Piggy was about to comment that that was exactly how she would have described it, when Angela, having had her fill of being politely cut off, charmingly threw her two cents in, “Why, in God’s name did you get out of the car Martin?”

“Why, in God’s name, did you assume I would sit out there in this miserable drizzle for an hour?”

“Oh an hour may ass. It was fifteen minutes at the most. Fifteen right Piggy? Couldn’t have been more than twenty, twenty five.”

“At any rate we really should get going Angela, that thing is at eight and knowing you, you’ll want to swing by your place and change first.”

“Oh that’s right! Piglet, you really should come to this opening. It’s in Willmont, but it’s supposed to be absolutely gorgeous. Bruce and May will be there. Ooh and that dentist…oh what’s his name? You’d feel so much better if you…”

“Thank you Ang., but I’m really beat. It’s not my crowd anyway. Thank you though, both of you.” The third smile of the day made it’s appearance, and Piggy suddenly felt a wave of relief at the knowledge that her guests would be leaving. Martin ushered Angela towards the door and Piggy opened it, suddenly smelling the sweet melancholy of rain drenched earth. She handed Angela the day-glow rain coat and thanked them both for stopping by. Martin held her hand a extra second as they prepared to leave and then gently kissed her on the cheek. Angela wrapped an orange arm around Piggy and just before she let go Piggy whispered, “You know the shrink, he left me…said I needed help. Hurray for the mental health profession, huh?” Angela just smiled and squeezed Piggy’s shoulder.

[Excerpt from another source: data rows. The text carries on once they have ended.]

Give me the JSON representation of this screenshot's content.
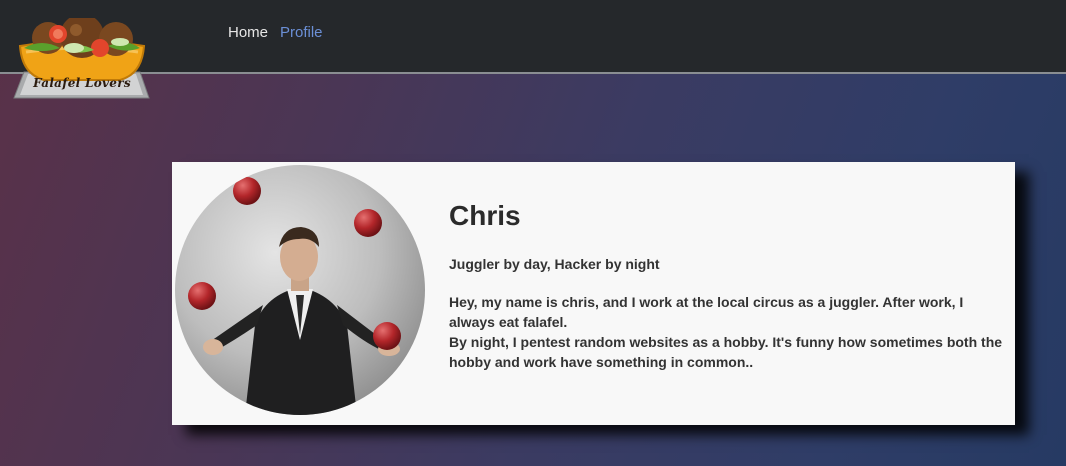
{
  "brand": {
    "logo_text": "Falafel Lovers"
  },
  "nav": {
    "items": [
      {
        "label": "Home",
        "active": false
      },
      {
        "label": "Profile",
        "active": true
      }
    ],
    "active_color": "#6b8fd6"
  },
  "profile": {
    "name": "Chris",
    "tagline": "Juggler by day, Hacker by night",
    "bio_lines": [
      "Hey, my name is chris, and I work at the local circus as a juggler. After work, I always eat falafel.",
      "By night, I pentest random websites as a hobby. It's funny how sometimes both the hobby and work have something in common.."
    ]
  }
}
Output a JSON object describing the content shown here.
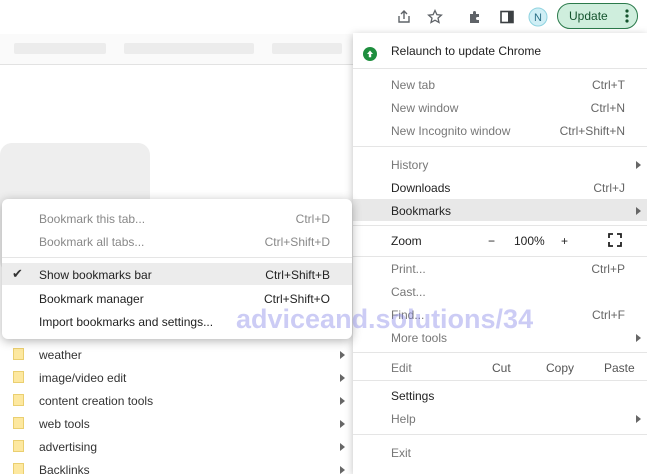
{
  "toolbar": {
    "update_label": "Update",
    "profile_initial": "N",
    "icons": [
      "share-icon",
      "star-icon",
      "puzzle-icon",
      "sidepanel-icon",
      "profile-avatar",
      "kebab-icon"
    ]
  },
  "menu": {
    "relaunch": "Relaunch to update Chrome",
    "new_tab": {
      "label": "New tab",
      "shortcut": "Ctrl+T"
    },
    "new_window": {
      "label": "New window",
      "shortcut": "Ctrl+N"
    },
    "new_incognito": {
      "label": "New Incognito window",
      "shortcut": "Ctrl+Shift+N"
    },
    "history": {
      "label": "History"
    },
    "downloads": {
      "label": "Downloads",
      "shortcut": "Ctrl+J"
    },
    "bookmarks": {
      "label": "Bookmarks"
    },
    "zoom": {
      "label": "Zoom",
      "minus": "−",
      "value": "100%",
      "plus": "+"
    },
    "print": {
      "label": "Print...",
      "shortcut": "Ctrl+P"
    },
    "cast": {
      "label": "Cast..."
    },
    "find": {
      "label": "Find...",
      "shortcut": "Ctrl+F"
    },
    "more_tools": {
      "label": "More tools"
    },
    "edit": {
      "label": "Edit",
      "cut": "Cut",
      "copy": "Copy",
      "paste": "Paste"
    },
    "settings": {
      "label": "Settings"
    },
    "help": {
      "label": "Help"
    },
    "exit": {
      "label": "Exit"
    }
  },
  "bookmarks_submenu": {
    "bookmark_tab": {
      "label": "Bookmark this tab...",
      "shortcut": "Ctrl+D"
    },
    "bookmark_all": {
      "label": "Bookmark all tabs...",
      "shortcut": "Ctrl+Shift+D"
    },
    "show_bar": {
      "label": "Show bookmarks bar",
      "shortcut": "Ctrl+Shift+B",
      "checked": true
    },
    "manager": {
      "label": "Bookmark manager",
      "shortcut": "Ctrl+Shift+O"
    },
    "import": {
      "label": "Import bookmarks and settings..."
    },
    "folders": [
      "weather",
      "image/video edit",
      "content creation tools",
      "web tools",
      "advertising",
      "Backlinks"
    ]
  },
  "watermark": "adviceand.solutions/34",
  "colors": {
    "update_bg": "#cfeedd",
    "update_border": "#2b7a4b",
    "relaunch_green": "#1e8e3e",
    "folder": "#fde8a0"
  }
}
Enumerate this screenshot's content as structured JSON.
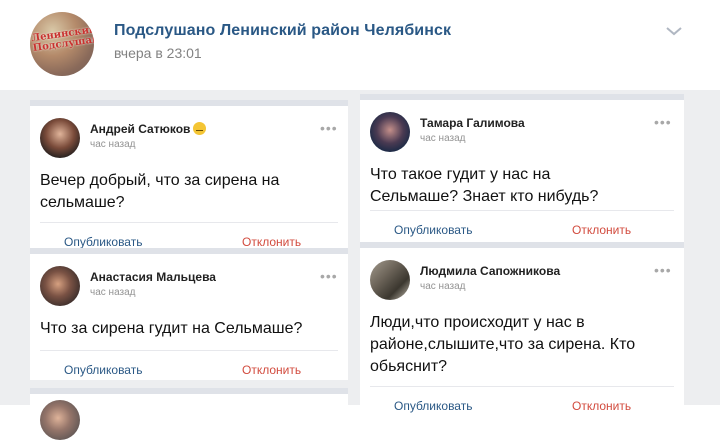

“You’ll be okay,” she said as Martin pulled her into the soggy night.

Piggy turned off the hall lights, and then the ones in the kitchen. In the comfortable darkness she leaned against the sliding glass door that led out to her plastic garden. She twirled a strand of thick red hair around her finger. She twisted it tighter and tighter, feeling the pulse of a desperate blood flow suddenly cut off. She finally released the strand when it cut into the skin and it began to bleed. Absently she put the damaged finger to her mouth and sank to the floor, hugging her knees to her chest. She began to rock stiffly on the frozen linoleum and the humming reached an almost feverish pitch before she even realized it was she who was humming. Later that night across the street Dorothy would peer out her own kitchen window while finishing the dishes that Ed so kindly left crusting in the sink, and see Piggy on her hands and knees, digging in the rain. She was clawing at the wet, muddy earth, frantically pulling up dingy white plastic tulips.